McIntosh was catching his fish that week split-shotting a centipede in a clear-water area known as Blue Plains. In order to convince the pressured fish to bite he had to use 8- and 10- pound monofilament. When asked if he too was using such light line, Brauer offered up that he wasn’t even sure he owned anything that light. Therein lies the essence of Denny Brauer and the explanation of why he’s important to the history of the sport. While he could use a spinning rod when necessary and earned a fair number of top finishes with tools other than his flipping stick, he was committed to winning and that for him meant sticking with the big rod as long as possible. If you think he wasn’t versatile, you’re sadly mistaken, but you’d also be foolish to think that he truly liked to fish any other way in competition.

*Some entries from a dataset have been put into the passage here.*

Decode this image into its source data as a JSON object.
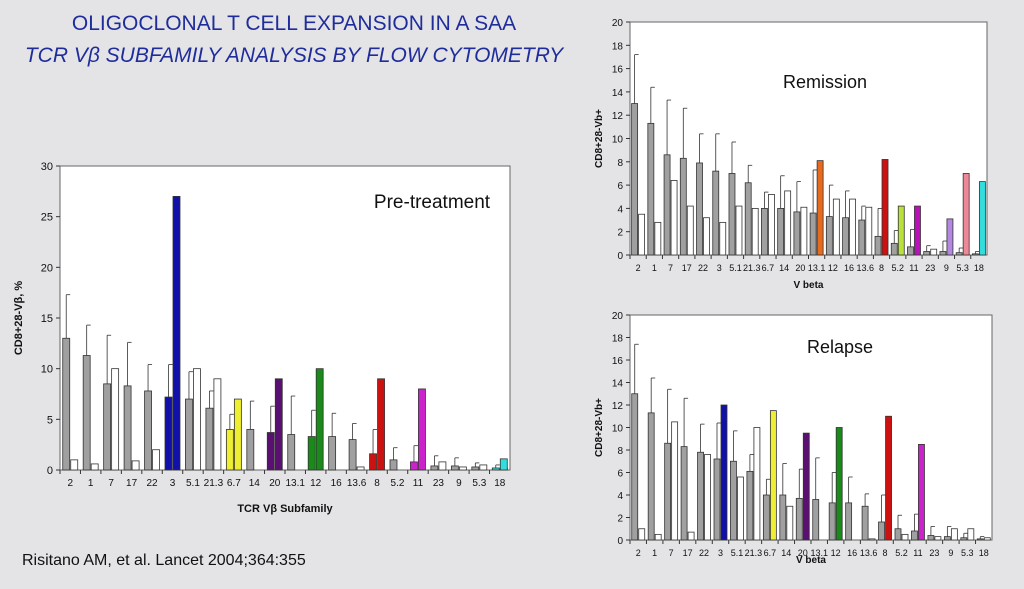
{
  "slide": {
    "title": "OLIGOCLONAL T CELL EXPANSION IN A SAA",
    "subtitle": "TCR Vβ SUBFAMILY ANALYSIS BY FLOW CYTOMETRY",
    "citation": "Risitano AM, et al. Lancet 2004;364:355"
  },
  "chart_data": [
    {
      "type": "bar",
      "title": "Pre-treatment",
      "xlabel": "TCR Vβ Subfamily",
      "ylabel": "CD8+28-Vβ, %",
      "ylim": [
        0,
        30
      ],
      "yticks": [
        0,
        5,
        10,
        15,
        20,
        25,
        30
      ],
      "categories": [
        "2",
        "1",
        "7",
        "17",
        "22",
        "3",
        "5.1",
        "21.3",
        "6.7",
        "14",
        "20",
        "13.1",
        "12",
        "16",
        "13.6",
        "8",
        "5.2",
        "11",
        "23",
        "9",
        "5.3",
        "18"
      ],
      "series": [
        {
          "values": [
            13,
            11.3,
            8.5,
            8.3,
            7.8,
            7.2,
            7,
            6.1,
            4,
            4,
            3.7,
            3.5,
            3.3,
            3.3,
            3,
            1.6,
            1,
            0.8,
            0.4,
            0.4,
            0.3,
            0.2
          ],
          "error": [
            4.3,
            3,
            4.8,
            4.3,
            2.6,
            3.2,
            2.7,
            1.7,
            1.5,
            2.8,
            2.6,
            3.8,
            2.6,
            2.3,
            1.6,
            2.4,
            1.2,
            1.6,
            1,
            0.8,
            0.4,
            0.3
          ],
          "colors": [
            "#a0a0a0",
            "#a0a0a0",
            "#a0a0a0",
            "#a0a0a0",
            "#a0a0a0",
            "#1111aa",
            "#a0a0a0",
            "#a0a0a0",
            "#eeee33",
            "#a0a0a0",
            "#5a1070",
            "#a0a0a0",
            "#1a8a1a",
            "#a0a0a0",
            "#a0a0a0",
            "#cc1111",
            "#a0a0a0",
            "#cc22cc",
            "#a0a0a0",
            "#a0a0a0",
            "#a0a0a0",
            "#33dddd"
          ],
          "highlight": [
            27,
            7,
            9,
            10,
            9,
            8,
            1.1
          ]
        },
        {
          "values": [
            1,
            0.6,
            10,
            0.9,
            2,
            0,
            10,
            9,
            0,
            0,
            0,
            0,
            0,
            0,
            0.3,
            0,
            0,
            0,
            0.8,
            0.3,
            0.5,
            0.2
          ]
        }
      ],
      "highlight_categories": [
        "3",
        "6.7",
        "20",
        "12",
        "8",
        "11",
        "18"
      ]
    },
    {
      "type": "bar",
      "title": "Remission",
      "xlabel": "V beta",
      "ylabel": "CD8+28-Vb+",
      "ylim": [
        0,
        20
      ],
      "yticks": [
        0,
        2,
        4,
        6,
        8,
        10,
        12,
        14,
        16,
        18,
        20
      ],
      "categories": [
        "2",
        "1",
        "7",
        "17",
        "22",
        "3",
        "5.1",
        "21.3",
        "6.7",
        "14",
        "20",
        "13.1",
        "12",
        "16",
        "13.6",
        "8",
        "5.2",
        "11",
        "23",
        "9",
        "5.3",
        "18"
      ],
      "series": [
        {
          "values": [
            13,
            11.3,
            8.6,
            8.3,
            7.9,
            7.2,
            7,
            6.2,
            4,
            4,
            3.7,
            3.6,
            3.3,
            3.2,
            3,
            1.6,
            1,
            0.7,
            0.3,
            0.3,
            0.2,
            0.1
          ],
          "error": [
            4.2,
            3.1,
            4.7,
            4.3,
            2.5,
            3.2,
            2.7,
            1.5,
            1.4,
            2.8,
            2.6,
            3.7,
            2.7,
            2.3,
            1.2,
            2.4,
            1.1,
            1.5,
            0.5,
            0.9,
            0.4,
            0.2
          ]
        },
        {
          "values": [
            3.5,
            2.8,
            6.4,
            4.2,
            3.2,
            2.8,
            4.2,
            4,
            5.2,
            5.5,
            4.1,
            8.1,
            4.8,
            4.8,
            4.1,
            8.2,
            4.2,
            4.2,
            0.5,
            3.1,
            7,
            6.3
          ],
          "colors": [
            "#ffffff",
            "#ffffff",
            "#ffffff",
            "#ffffff",
            "#ffffff",
            "#ffffff",
            "#ffffff",
            "#ffffff",
            "#ffffff",
            "#ffffff",
            "#ffffff",
            "#e86a1c",
            "#ffffff",
            "#ffffff",
            "#ffffff",
            "#cc1111",
            "#b8e23a",
            "#bb11bb",
            "#ffffff",
            "#b488e0",
            "#ee8899",
            "#33dddd"
          ]
        }
      ]
    },
    {
      "type": "bar",
      "title": "Relapse",
      "xlabel": "V beta",
      "ylabel": "CD8+28-Vb+",
      "ylim": [
        0,
        20
      ],
      "yticks": [
        0,
        2,
        4,
        6,
        8,
        10,
        12,
        14,
        16,
        18,
        20
      ],
      "categories": [
        "2",
        "1",
        "7",
        "17",
        "22",
        "3",
        "5.1",
        "21.3",
        "6.7",
        "14",
        "20",
        "13.1",
        "12",
        "16",
        "13.6",
        "8",
        "5.2",
        "11",
        "23",
        "9",
        "5.3",
        "18"
      ],
      "series": [
        {
          "values": [
            13,
            11.3,
            8.6,
            8.3,
            7.8,
            7.2,
            7,
            6.1,
            4,
            4,
            3.7,
            3.6,
            3.3,
            3.3,
            3,
            1.6,
            1,
            0.8,
            0.4,
            0.3,
            0.2,
            0.1
          ],
          "error": [
            4.4,
            3.1,
            4.8,
            4.3,
            2.5,
            3.2,
            2.7,
            1.5,
            1.4,
            2.8,
            2.6,
            3.7,
            2.7,
            2.3,
            1.1,
            2.4,
            1.2,
            1.5,
            0.8,
            0.9,
            0.4,
            0.2
          ]
        },
        {
          "values": [
            1,
            0.5,
            10.5,
            0.7,
            7.6,
            12,
            5.6,
            10,
            11.5,
            3,
            9.5,
            0,
            10,
            0,
            0.1,
            11,
            0.5,
            8.5,
            0.3,
            1,
            1,
            0.2
          ],
          "colors": [
            "#ffffff",
            "#ffffff",
            "#ffffff",
            "#ffffff",
            "#ffffff",
            "#1111aa",
            "#ffffff",
            "#ffffff",
            "#eeee33",
            "#ffffff",
            "#5a1070",
            "#ffffff",
            "#1a8a1a",
            "#ffffff",
            "#ffffff",
            "#cc1111",
            "#ffffff",
            "#cc22cc",
            "#ffffff",
            "#ffffff",
            "#ffffff",
            "#ffffff"
          ]
        }
      ]
    }
  ]
}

I suppose an argument could be made that Tommy Biffle is every bit Brauer’s equal when it comes to pitching and flipping. His resume is stout, too, although he doesn’t have nearly as many wins as Brauer and lacks a Classic title. Additionally, while he too can do a lot of things well on the water, it’s the meat stick that is his favorite. Finally, he remains competitive, having won an Open event in 2011 and an Elite Series tournament in 2010 (notably, not by flipping). But no matter where the two anglers compare in the pantheon of all-time greats, I think it’s reasonably safe to say that they are the last of their breed, anglers who come in determined to win on their terms with no true fear of bombing. In the next generation, I think that Ish Monroe and Kelly Jordon are the two anglers with the win-at-all-costs mentality, although neither seems as committed to a single technique as Brauer or Biffle. Lots of pros talk as if that’s their mentality, but from what I can tell most will bail before they freefall, often dragging their chances of winning into just-get-a-check-territory with them.
When Brauer came up, flippers were the exception, not the norm. Now everybody can do it and do it reasonably well, but it’s my firm belief that because of that we’ll never see another angler come up so closely tied to the technique. We’ll continue to see specialized geniuses – like David Fritts with a crankbait or Aaron Martens with a dropshot – but the days of people coming up with near-blinders on to anything but a single big fish technique are over. That’s the legacy of Denny Brauer: someone who wasn’t afraid to lay a brick, but also wasn’t afraid to win, and did it on his own terms.